Editor's note: This piece originally appeared on Feb. 22. -- RS

by Jim Goodman

(Monday, March 17, 2003 -- CropChoice guest commentary) -- Although they keep saying war in Iraq is not inevitable, we all know it is. We know that most Americans do not want an invasion of Iraq, and we know that the rest of the world would like to "give peace a chance" as well. A war in Iraq is the hot item on George Bush's to do list. Getting Osama Bin Laden had been the hot item, but that didn't work out too well so he must have gone to plan B.

Iraq has been under siege for the past 12 years, they haven't been able to fight back, so they just sit there and take the almost daily bombing, sanctions and death. Hunger is a constant since farmland is destroyed and transportation is disrupted and of course farmers are killed.

Bill Moyers interviewed a Vietnam veteran once who told him that after being "in country" for a few months he realized that the villagers there didn't give a damn who was ruling the country, all they wanted to do was raise some rice, feed their family and live in peace. I suspect farmers in Iraq feel the same way, they want to farm and feed their families. The bombing makes it nearly impossible, the depleted uranium we scattered across the country during the Gulf War makes it dangerous just to be there.
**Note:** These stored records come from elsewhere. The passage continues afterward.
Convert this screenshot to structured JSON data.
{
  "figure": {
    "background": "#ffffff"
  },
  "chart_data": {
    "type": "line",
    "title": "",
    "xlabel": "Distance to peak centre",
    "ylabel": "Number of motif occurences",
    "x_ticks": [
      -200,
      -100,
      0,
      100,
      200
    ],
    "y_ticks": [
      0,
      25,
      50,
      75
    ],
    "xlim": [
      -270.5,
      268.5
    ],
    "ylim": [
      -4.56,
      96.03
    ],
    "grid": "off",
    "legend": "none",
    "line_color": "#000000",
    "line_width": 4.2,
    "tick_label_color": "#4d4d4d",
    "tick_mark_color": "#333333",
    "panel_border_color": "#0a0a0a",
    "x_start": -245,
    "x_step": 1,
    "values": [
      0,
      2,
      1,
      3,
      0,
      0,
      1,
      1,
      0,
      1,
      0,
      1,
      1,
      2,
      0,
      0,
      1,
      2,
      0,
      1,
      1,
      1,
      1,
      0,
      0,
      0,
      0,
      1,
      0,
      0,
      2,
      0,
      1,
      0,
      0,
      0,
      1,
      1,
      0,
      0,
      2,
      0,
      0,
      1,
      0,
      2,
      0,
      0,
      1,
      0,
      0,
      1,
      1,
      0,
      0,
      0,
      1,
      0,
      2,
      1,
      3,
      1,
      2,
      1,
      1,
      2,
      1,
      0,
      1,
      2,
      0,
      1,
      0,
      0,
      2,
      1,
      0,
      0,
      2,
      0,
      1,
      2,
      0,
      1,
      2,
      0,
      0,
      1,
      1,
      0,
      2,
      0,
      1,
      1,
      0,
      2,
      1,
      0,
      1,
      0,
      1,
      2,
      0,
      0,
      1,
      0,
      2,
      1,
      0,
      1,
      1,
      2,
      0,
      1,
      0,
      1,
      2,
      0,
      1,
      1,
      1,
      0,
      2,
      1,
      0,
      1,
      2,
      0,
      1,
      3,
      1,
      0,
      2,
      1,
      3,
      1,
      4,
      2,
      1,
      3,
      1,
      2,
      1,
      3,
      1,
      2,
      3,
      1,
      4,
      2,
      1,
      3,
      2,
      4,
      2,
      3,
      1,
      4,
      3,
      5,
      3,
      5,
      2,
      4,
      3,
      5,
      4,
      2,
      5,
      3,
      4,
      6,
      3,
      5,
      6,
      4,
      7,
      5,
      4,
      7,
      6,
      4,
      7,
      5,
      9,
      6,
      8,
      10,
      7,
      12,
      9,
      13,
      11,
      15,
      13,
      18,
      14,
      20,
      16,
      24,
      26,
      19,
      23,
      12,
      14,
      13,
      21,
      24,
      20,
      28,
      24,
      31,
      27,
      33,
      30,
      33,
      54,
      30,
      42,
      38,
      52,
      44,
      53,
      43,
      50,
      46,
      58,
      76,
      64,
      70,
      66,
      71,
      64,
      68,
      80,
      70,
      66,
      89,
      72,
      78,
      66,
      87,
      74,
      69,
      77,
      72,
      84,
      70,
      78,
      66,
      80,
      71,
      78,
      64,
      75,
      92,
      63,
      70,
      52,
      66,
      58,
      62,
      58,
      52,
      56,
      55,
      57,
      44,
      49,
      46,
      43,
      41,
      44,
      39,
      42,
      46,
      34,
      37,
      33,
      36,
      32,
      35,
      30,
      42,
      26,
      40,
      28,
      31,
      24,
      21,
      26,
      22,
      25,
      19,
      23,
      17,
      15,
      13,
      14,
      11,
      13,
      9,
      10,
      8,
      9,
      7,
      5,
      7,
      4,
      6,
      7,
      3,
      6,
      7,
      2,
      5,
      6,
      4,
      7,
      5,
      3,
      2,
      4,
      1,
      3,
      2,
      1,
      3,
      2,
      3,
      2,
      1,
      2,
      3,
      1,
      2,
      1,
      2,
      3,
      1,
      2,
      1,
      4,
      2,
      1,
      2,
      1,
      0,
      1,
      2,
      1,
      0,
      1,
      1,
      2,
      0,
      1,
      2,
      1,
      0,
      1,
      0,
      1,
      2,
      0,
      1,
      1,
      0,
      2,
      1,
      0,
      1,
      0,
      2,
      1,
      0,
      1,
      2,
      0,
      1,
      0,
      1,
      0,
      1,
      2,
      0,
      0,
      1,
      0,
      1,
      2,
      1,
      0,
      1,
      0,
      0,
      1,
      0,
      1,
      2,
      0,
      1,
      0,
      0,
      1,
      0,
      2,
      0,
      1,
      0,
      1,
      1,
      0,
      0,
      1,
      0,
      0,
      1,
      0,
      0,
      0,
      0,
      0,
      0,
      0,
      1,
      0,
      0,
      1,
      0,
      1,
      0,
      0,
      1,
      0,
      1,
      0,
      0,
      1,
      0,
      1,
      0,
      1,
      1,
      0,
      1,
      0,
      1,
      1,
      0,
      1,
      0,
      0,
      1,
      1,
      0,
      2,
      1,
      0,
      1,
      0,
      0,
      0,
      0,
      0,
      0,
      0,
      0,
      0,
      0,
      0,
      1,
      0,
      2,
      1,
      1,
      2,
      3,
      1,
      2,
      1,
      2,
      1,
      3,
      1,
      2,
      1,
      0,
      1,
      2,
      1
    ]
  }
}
I have no idea what I would do in their position, it is hard to farm in the U.S., but there, I couldn't begin to comprehend what it would be like.

Most farmers in the US are currently paid less than the cost of production and are often kept afloat by government payment programs. Along with cuts in social programs, one could expect farm payment programs to become expendable as a means to help pay for the war.

The threat of war has already caused fuel prices to increase and since fertilizer and pesticide manufacture is based on petroleum, their price will surely rise as spring planting approaches. President Bush has arranged for Australia and New Zealand to increase their dairy exports to the US by up to 50% in exchange for their support of our war effort. Bush gets his war, we loose our farmers. With much of the US currently under drought conditions, near record low farm prices and war induced increases in petroleum prices, farmers can look forward to hard economic times along with the rest of the US.

Farmers are used as the poster children of globalization, in that their survival supposedly depends upon free trade agreements being ratified and enforced. With impending war, the EU has probably gained a temporary reprieve from several lawsuits that would force them to accept genetically modified (GM) grains and hormone tainted beef from the US. Not wanting to further antagonize EU members whose support for the war is shaky at best, the lawsuits will go on hold. No matter, EU acceptance would be of no benefit to US farmers, corporations yes, farmers, no. War is war, the US seems to have established a pattern, we have the right to say how things must be done, do it our way or we will either sue you or kill you.

Although we are very different, farmers, whether in Iraq or the US will not fare well because of this war. Their economy and farms are already ruined from 12 years of US oppression. Farmers in Iraq will, after the war, find they are still living in an oppressive society, only their leader will now be someone friendly to the Bush administration. British and American oil companies will be profiting from their oil, and they will still be poor and have even less of a country than they do now. US farmers will be no better off economically, and we will be facing even more agricultural imports from around the world.

No one ever wins a war, some will profit financially, but the losses of life can never be replaced. In Iraq, the land will never be the same, perhaps they will never be able to feed themselves again. But as always, we are the pawns of war, not just the farmers but the people. The common people die and sacrifice that those, like George Bush, may establish their legacy and go down in history. All we ever really wanted was to raise food, take care of our families and live in peace.